Grades inflated to unfairly give students upperhand

Nearly half of all 2,583 secondary schools in Thailand have inflated their students' grades to give them an advantage for their university entrance examinations, a Bangkok seminar on a national test was told yesterday.



Of all schools, 1,224 mostly small schools have inflated grades while another 1,238 mostly large schools have deflated grade point averages (GPAs), said Prof Sirichai Kanjanawasee, a Chulalongkorn University lecturer and an adviser to the National Institute of Educational Testing Service.

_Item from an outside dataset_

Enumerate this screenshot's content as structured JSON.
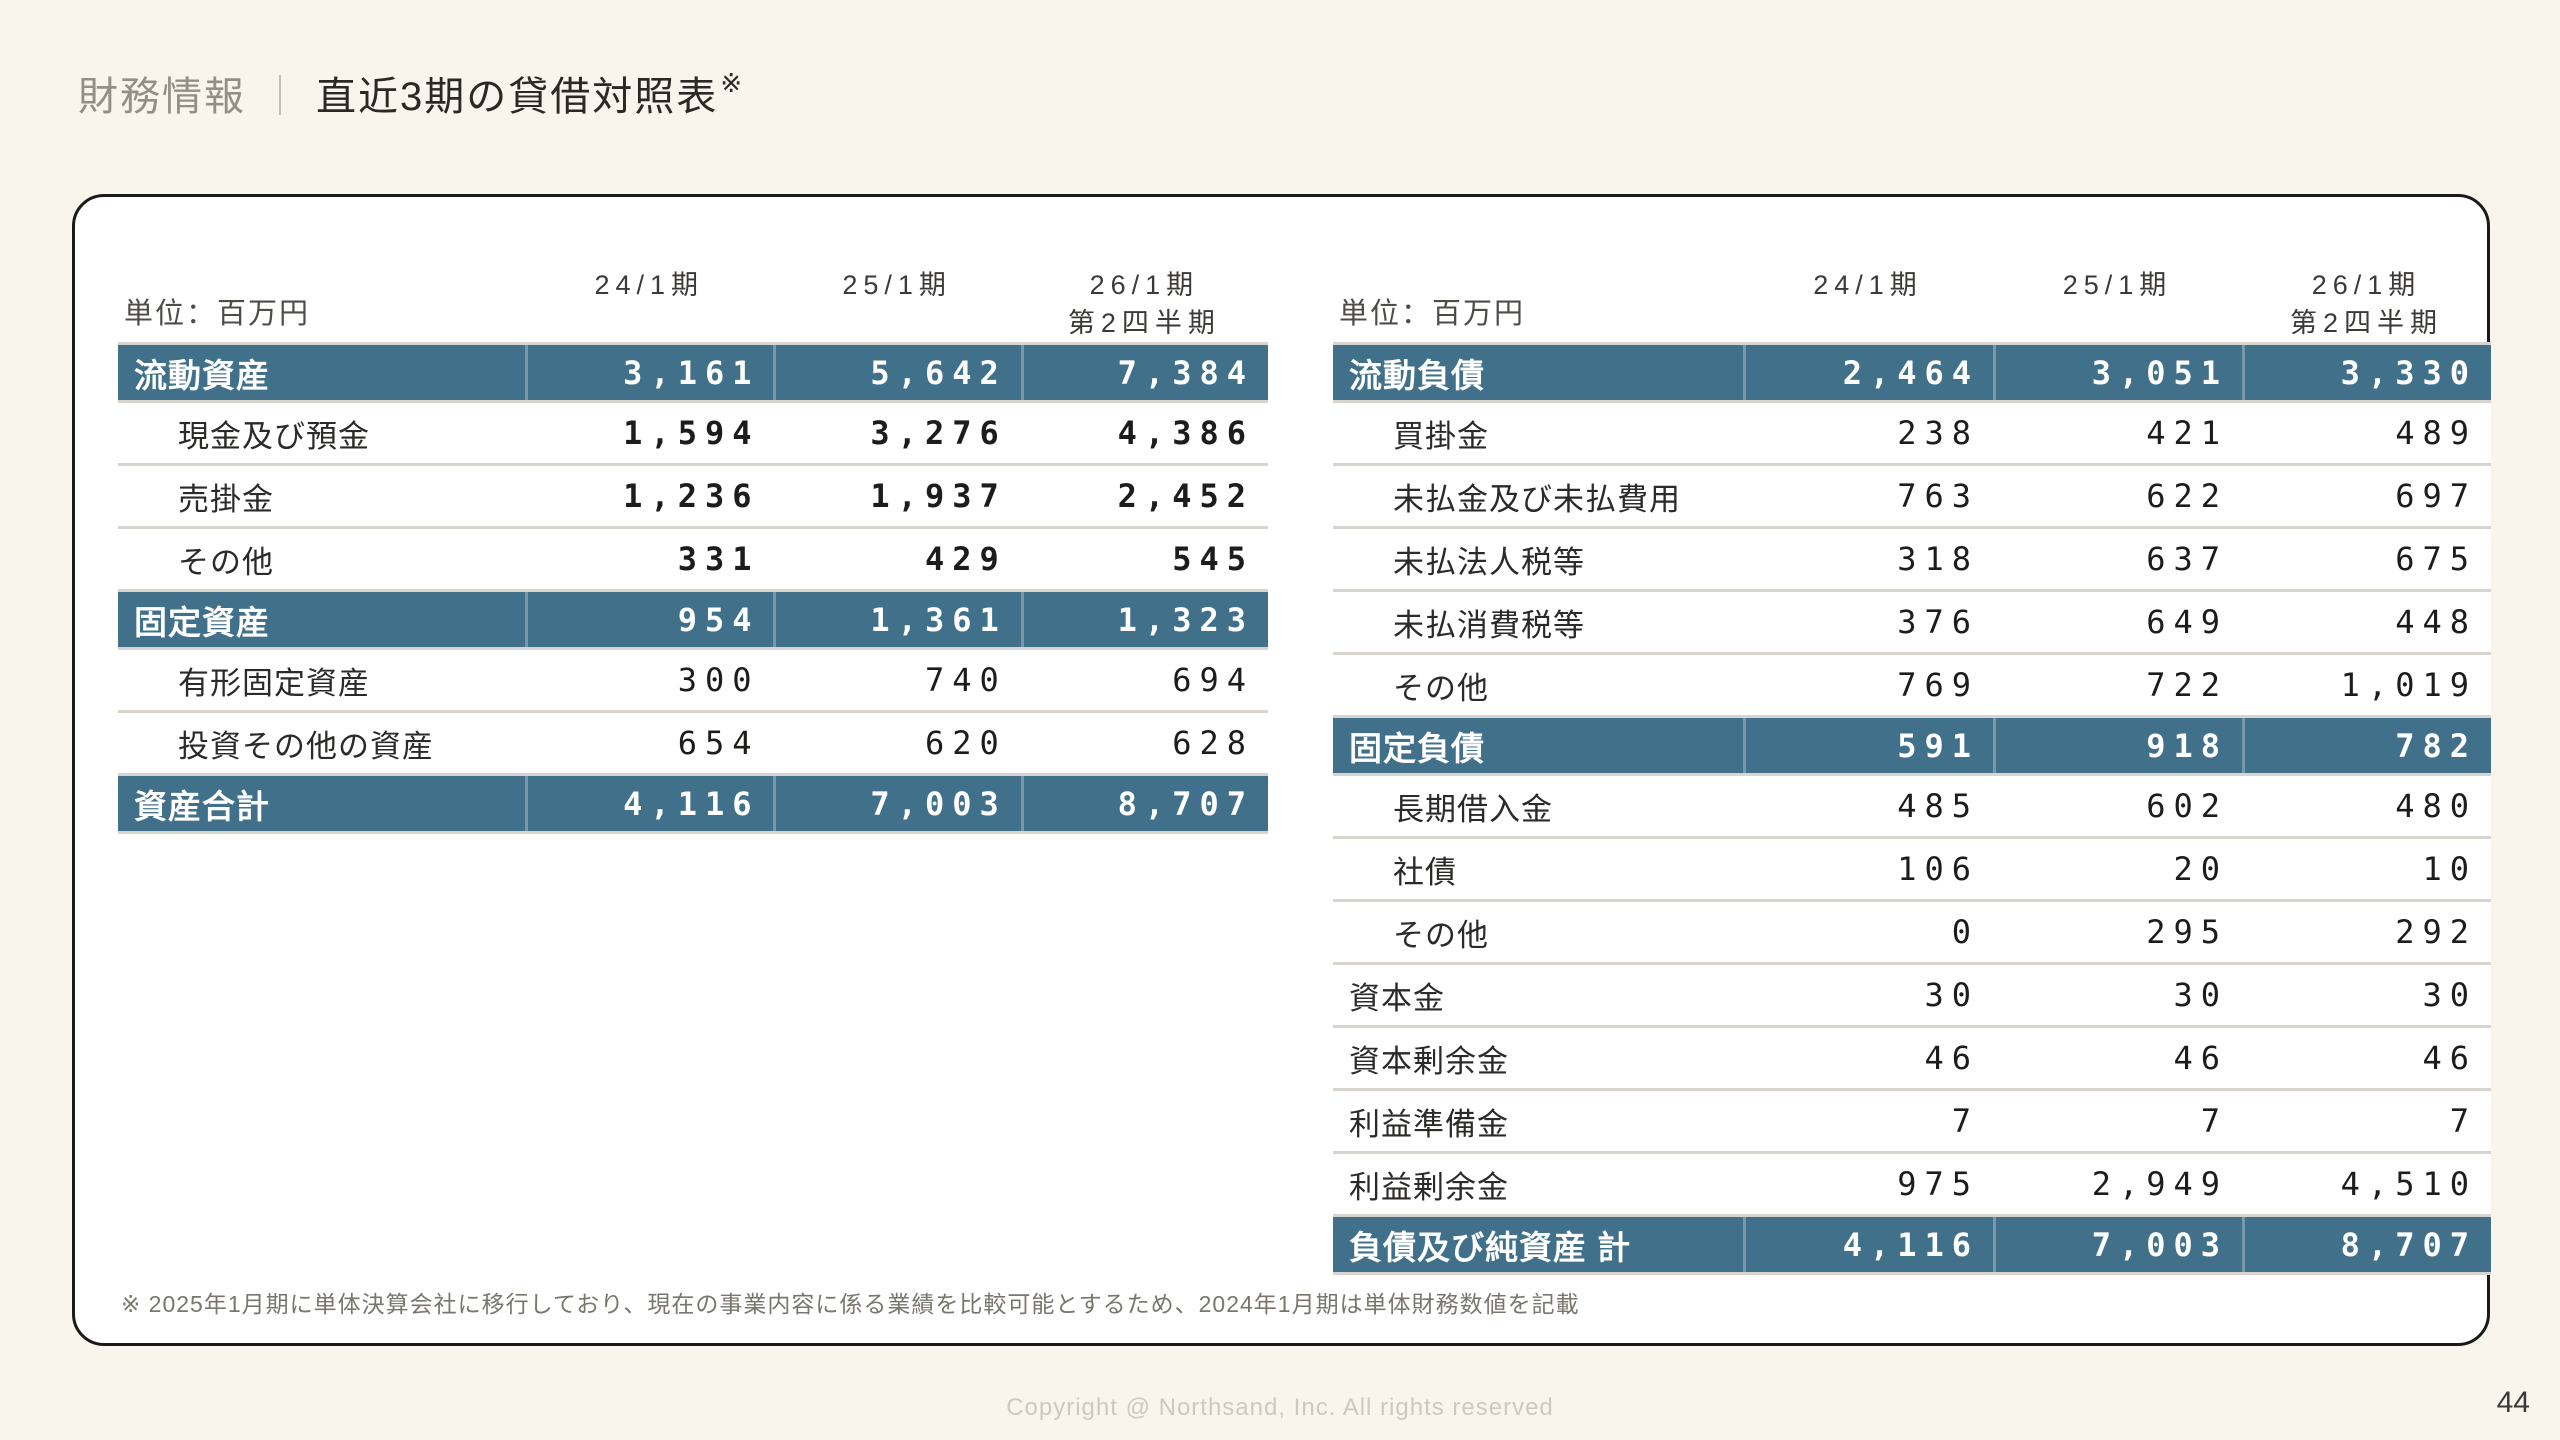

The remaining 121 schools give standard GPAs to their students, he added. High GPAs will be attributed to a portion of scores in the Ordinary National Educational Test (Onet) each 12thgrader takes in examinations to enter universities.

The results were included in a Chulalongkorn University study that will be forwarded to the Office of the Basic Education Commission to consider whether the problem should be immediately addressed or solved.

The seminar also discussed how accumulated grade point averages (GPAX) in five groups of subjects would certainly replace the Advanced National Educational Test (ANet) for higher education admission in 2010, as previously planned.

The GPAX idea has reportedly been brought up by Education Ministry executives allied with politicians, who do not have genuine knowledge about education or lack good reasons to back up their initiative.